There was a unique dynamic in my midwestern state when it came to medical education. In addition to “The University Of,” there was also a long established medical school in the city, as well as a brand new upstart medical school at the State University. The State University already had a well respected veterinary school and one of the best osteopathic medical schools in the nation. This fact led the brilliant State University administrators, faced with the task of naming the newly accredited allopathic medical school in a hip and distinctive way, to call it “The School of Human Medicine.” I’m not sure what organisms the administrators thought their graduates from the osteopathic school were treating up to that point, by I’m assuming something distinct from animals or people–aliens, I guess.
This triumvirate of medical schools led to a great deal of competition on multiple levels: for patients to care for in order to train their students, for prestigious residencies once their students graduated, and faculty. It was a constant war, with faculty members being stolen back and forth amongst the three schools. In response to this competition, each school developed its own unique personality. “The University Of” simply made sure that everyone knew that they were the best and the most prestigious. For a while they would spout the tag line “The Harvard of the Midwest,” until one marketing savant realized they could do better. They then claimed that Harvard was just “The University Of” of the East. You get the idea.
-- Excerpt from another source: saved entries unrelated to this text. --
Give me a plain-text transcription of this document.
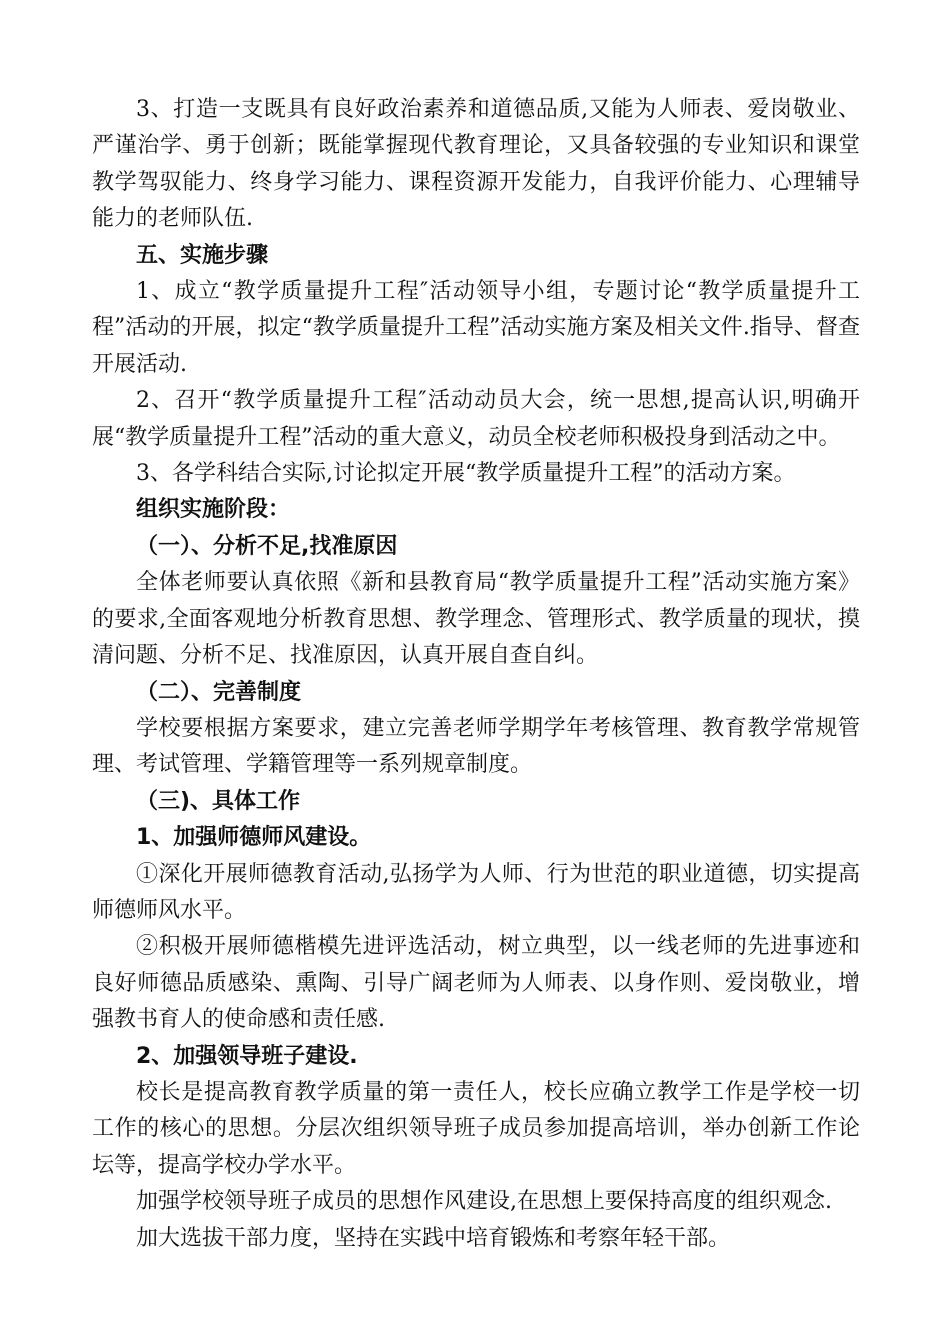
3、打造一支既具有良好政治素养和道德品质,又能为人师表、爱岗敬业、严谨治学、勇于创新；既能掌握现代教育理论，又具备较强的专业知识和课堂教学驾驭能力、终身学习能力、课程资源开发能力，自我评价能力、心理辅导能力的老师队伍.

五、实施步骤

1、成立“教学质量提升工程″活动领导小组，专题讨论“教学质量提升工程”活动的开展，拟定“教学质量提升工程”活动实施方案及相关文件.指导、督查开展活动.

2、召开“教学质量提升工程″活动动员大会，统一思想,提高认识,明确开展“教学质量提升工程”活动的重大意义，动员全校老师积极投身到活动之中。

3、各学科结合实际,讨论拟定开展“教学质量提升工程”的活动方案。

组织实施阶段：

（一）、分析不足,找准原因

全体老师要认真依照《新和县教育局“教学质量提升工程”活动实施方案》的要求,全面客观地分析教育思想、教学理念、管理形式、教学质量的现状，摸清问题、分析不足、找准原因，认真开展自查自纠。

（二）、完善制度

学校要根据方案要求，建立完善老师学期学年考核管理、教育教学常规管理、考试管理、学籍管理等一系列规章制度。

（三)、具体工作

1、加强师德师风建设。

①深化开展师德教育活动,弘扬学为人师、行为世范的职业道德，切实提高师德师风水平。

②积极开展师德楷模先进评选活动，树立典型，以一线老师的先进事迹和良好师德品质感染、熏陶、引导广阔老师为人师表、以身作则、爱岗敬业，增强教书育人的使命感和责任感.

2、加强领导班子建设.

校长是提高教育教学质量的第一责任人，校长应确立教学工作是学校一切工作的核心的思想。分层次组织领导班子成员参加提高培训，举办创新工作论坛等，提高学校办学水平。

加强学校领导班子成员的思想作风建设,在思想上要保持高度的组织观念.

加大选拔干部力度，坚持在实践中培育锻炼和考察年轻干部。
The urban medical school prided itself on its gritty reputation of training “real doctors,” emphasizing their large caseload inherent in a predominantly indigent population. The State University emphasized their new, modern teaching approach. The curriculum incorporated an emphasis on compassionate care and alternate, New Age type approaches. The teaching method was also new and different. Instead of the classic lecture for two years followed by two years of closely supervised clinical experience epitomized by the “University Of” format (and Harvard, of course), they developed a computer based, “teach yourself to be a doctor” curriculum. It was very ahead of its time. It was also a disaster. The graduates of this system could always be identified by their inability to pronounce any medical term over two syllables correctly, since they only interacted with a computer screen for two years. They were cruelly mocked when they finally hit the wards.
This dynamic was exemplified in a joke popular in the state at the time. A recent graduate from each of the medical schools is asked to evaluate a patient in the emergency room. The patient is a seventeen-year old male with a one day history of worsening right lower quadrant abdominal pain, nausea, and fever. Physical exam demonstrates exquisite tenderness over the appendix. The first student, a recent graduate of “The University Of,” says, “I’m quite familiar with this type of patient. I have read over a dozen journal articles on just this problem and given a Grand Rounds lecture on this exact condition. This patient has acute appendicitis and needs an emergency appendectomy.” “And how would you do that operation?” the “U of” graduate is asked by the professor. He shrugs. “No clue,” he says, “we don’t actually go to the OR. That’s just technician stuff.” The second student, from the urban training program, snorts derisively. “The dude’s got a bad problem in his gut. I’ve never read anything in a book about this, but I’ve taken care of twenty of these. I need to get him to the operating room.” “What’s your preoperative diagnosis?” the professor asks. The urban graduate shrugs. “Who knows? Doesn’t matter. Never let the skin of the patient stand between you and your diagnosis, that’s what we always say.” Finally, the “State University” graduate is asked his opinion. He looks distinctly uncomfortable when asked for his diagnosis. Finally, he answers, “To be honest, I’ve never read anything about a patient like this. As a matter of fact, I’ve never even encountered a patient with this problem during my education. However, I do feel really, really bad for him. And I hope he gets better soon.”